By Karl Hofmann, President and CEO, PSI
We announced last week that we would be inviting PSI staff to return to our headquarters office starting July 6 and expecting them back later in the fall.
Like other D.C.-based offices, PSI is grappling with what a “return to office” looks like as infection rates fall, injection rates rise, and the city begins to reawaken.
Even as we contemplate these steps, we are mindful of the vastly different situations across our global operating environments, with India top of mind right now. Keeping our people safe, while also figuring out how to keep delivering on our mission, has been the brilliance of our country leaders worldwide.
But none of us expects to go back to a pre-COVID “normal.” The pandemic has changed the way we all work and interact for the foreseeable future. At PSI, we’re leaning into this reality with some key investments and commitments that we think are necessary for any modern global enterprise.

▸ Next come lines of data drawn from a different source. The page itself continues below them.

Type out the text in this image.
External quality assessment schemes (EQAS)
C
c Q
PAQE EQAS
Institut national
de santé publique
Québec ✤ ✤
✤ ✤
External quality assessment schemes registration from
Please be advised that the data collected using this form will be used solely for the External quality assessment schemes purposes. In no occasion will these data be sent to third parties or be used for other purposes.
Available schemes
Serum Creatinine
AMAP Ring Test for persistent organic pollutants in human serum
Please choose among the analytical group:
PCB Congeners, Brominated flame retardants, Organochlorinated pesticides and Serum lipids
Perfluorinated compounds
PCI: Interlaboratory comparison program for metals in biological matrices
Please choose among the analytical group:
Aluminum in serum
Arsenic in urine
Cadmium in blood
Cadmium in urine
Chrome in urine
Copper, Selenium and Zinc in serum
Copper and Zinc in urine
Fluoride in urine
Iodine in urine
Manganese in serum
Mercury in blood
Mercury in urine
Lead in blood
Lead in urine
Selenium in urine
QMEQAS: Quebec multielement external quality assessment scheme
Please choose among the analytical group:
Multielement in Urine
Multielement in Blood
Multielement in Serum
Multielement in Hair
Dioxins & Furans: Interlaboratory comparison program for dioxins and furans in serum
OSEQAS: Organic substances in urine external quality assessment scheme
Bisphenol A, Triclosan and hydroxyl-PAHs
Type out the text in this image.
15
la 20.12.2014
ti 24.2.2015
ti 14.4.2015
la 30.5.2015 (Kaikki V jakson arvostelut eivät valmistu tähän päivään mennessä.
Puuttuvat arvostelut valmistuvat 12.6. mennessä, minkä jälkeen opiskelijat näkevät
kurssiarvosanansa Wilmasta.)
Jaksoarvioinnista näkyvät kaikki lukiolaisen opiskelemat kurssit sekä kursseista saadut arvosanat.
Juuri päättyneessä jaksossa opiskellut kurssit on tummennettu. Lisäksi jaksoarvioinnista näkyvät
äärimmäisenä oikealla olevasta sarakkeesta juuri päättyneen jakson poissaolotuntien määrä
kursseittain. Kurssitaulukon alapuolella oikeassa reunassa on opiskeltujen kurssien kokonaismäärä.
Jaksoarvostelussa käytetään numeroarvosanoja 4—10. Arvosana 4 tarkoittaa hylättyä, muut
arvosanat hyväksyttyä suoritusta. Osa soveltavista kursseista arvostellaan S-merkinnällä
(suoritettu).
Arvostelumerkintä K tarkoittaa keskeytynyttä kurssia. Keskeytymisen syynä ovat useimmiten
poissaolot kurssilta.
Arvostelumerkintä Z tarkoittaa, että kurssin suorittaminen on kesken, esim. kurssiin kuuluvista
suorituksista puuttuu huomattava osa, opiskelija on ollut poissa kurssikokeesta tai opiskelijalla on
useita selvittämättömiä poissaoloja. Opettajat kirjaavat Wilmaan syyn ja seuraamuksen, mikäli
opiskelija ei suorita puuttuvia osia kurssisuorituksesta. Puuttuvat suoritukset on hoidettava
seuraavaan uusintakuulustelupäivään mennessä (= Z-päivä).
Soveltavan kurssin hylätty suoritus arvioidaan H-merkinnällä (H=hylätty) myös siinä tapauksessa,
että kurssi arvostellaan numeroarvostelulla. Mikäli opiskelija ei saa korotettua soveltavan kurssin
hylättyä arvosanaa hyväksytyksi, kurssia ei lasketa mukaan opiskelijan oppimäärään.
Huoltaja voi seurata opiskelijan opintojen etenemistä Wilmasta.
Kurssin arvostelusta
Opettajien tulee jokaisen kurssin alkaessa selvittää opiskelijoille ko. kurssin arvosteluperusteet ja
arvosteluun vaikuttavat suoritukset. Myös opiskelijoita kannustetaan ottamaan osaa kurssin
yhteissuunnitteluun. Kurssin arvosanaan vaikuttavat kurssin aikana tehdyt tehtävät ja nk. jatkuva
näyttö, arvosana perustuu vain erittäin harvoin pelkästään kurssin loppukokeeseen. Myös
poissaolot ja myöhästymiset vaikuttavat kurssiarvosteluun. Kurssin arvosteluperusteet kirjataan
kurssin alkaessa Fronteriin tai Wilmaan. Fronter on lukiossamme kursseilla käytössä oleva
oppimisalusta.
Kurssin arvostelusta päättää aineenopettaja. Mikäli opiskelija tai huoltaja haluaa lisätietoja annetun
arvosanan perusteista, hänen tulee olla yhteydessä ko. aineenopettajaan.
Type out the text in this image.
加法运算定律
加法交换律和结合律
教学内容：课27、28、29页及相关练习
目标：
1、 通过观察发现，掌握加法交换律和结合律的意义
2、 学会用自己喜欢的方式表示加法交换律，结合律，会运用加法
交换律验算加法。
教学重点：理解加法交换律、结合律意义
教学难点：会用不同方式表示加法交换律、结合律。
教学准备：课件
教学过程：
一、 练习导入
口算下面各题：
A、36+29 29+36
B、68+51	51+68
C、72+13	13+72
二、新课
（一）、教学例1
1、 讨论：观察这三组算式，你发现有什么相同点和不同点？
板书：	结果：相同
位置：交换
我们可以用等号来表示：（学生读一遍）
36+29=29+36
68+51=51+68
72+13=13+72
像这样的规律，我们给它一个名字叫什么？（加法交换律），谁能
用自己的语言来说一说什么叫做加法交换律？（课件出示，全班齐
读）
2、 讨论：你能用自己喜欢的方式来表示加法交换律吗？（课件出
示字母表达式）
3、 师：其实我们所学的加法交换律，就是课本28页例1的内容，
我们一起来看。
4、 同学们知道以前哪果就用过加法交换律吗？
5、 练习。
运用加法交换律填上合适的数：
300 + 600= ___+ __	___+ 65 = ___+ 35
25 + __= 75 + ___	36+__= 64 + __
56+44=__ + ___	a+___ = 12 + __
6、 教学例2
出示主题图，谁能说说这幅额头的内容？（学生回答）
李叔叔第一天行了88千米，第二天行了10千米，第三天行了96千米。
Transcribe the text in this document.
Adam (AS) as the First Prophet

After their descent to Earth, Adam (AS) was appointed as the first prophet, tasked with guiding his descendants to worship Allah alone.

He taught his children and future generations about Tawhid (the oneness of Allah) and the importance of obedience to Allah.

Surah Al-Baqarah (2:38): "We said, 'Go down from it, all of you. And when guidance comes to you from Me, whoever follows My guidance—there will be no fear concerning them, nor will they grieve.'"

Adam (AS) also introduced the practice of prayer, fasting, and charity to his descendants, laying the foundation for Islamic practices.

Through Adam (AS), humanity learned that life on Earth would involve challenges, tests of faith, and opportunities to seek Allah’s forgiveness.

Work From (Almost) Anywhere
Under our new “work from (almost) anywhere,” or “WFAA” philosophy, we are embracing the reality of a distributed workforce in the U.S. and making the necessary investments to be an employer of record in half of U.S. states, with more to come as we gauge our staff’s requirements. We know that many talented headquarters staff left the D.C. area during the pandemic, decamping to places that are a better work-life fit and perhaps lower cost environments elsewhere in the U.S. We want to keep them, and enacting policies that are accompanied by reasonable and transparent guidelines will facilitate that.
Much as we do for our overseas operating environments, we’ve decided to consider the U.S. as one single labor market for salary purposes. Locality pay, an approach under which we might pay people differently depending on where they reside in the U.S., is not a choice we’ve made. The complexity and burdens of such a system outweigh the benefits to PSI and our work, and would potentially undermine our main purpose, which is to find and retain the highest-quality talent we need.
Globally, we recognize the need to compete for talent everywhere, and we need to be able to accommodate that competition through flexible and adaptive hiring policies. Already, PSI maintains a talent center in Nairobi, where we house our digital health work and talent, and a mini-hub in Abidjan. PSI also already works with our Dutch-based European partner, PSI Europe, and we see no need to change that partnership. And we’re creating a virtual talent center in the UK, which will allow us to be an employer of record there without investing in expensive bricks-and-mortar infrastructure.
These dispersed talent centers support our PSI Global Network’s infrastructure in 40+ operating environments.
As we embrace these “WFAA” policies, we are very mindful of the risks of too much dispersal of our talent. Our own staff highlighted these risks when we asked them: the challenge to robust collaboration, and the need to sustain PSI’s culture and connectedness across our diverse and dispersed employee pool are areas our staff told us to pay attention to. They’re right.
Flexibility and Wellbeing
Will these new approaches help with our Diversity, Equity and Inclusion journey? We think so. Already we’ve committed to achieving 50 percent underrepresented gender identities across PSI’s global leadership cadre – we’ve surpassed this goal – and 50 percent underrepresented ethnic, racial and other groups – we have work to do – no later than 2025. Ensuring continued progress toward these objectives requires a creative approach to finding and keeping the right talent.
With overarching commitments to flexibility in our work, and greater wellbeing for our employees, we want to ensure PSI is positioned for success with a global and holistic view of talent.
We believe that no modern global enterprise can thrive without such an approach.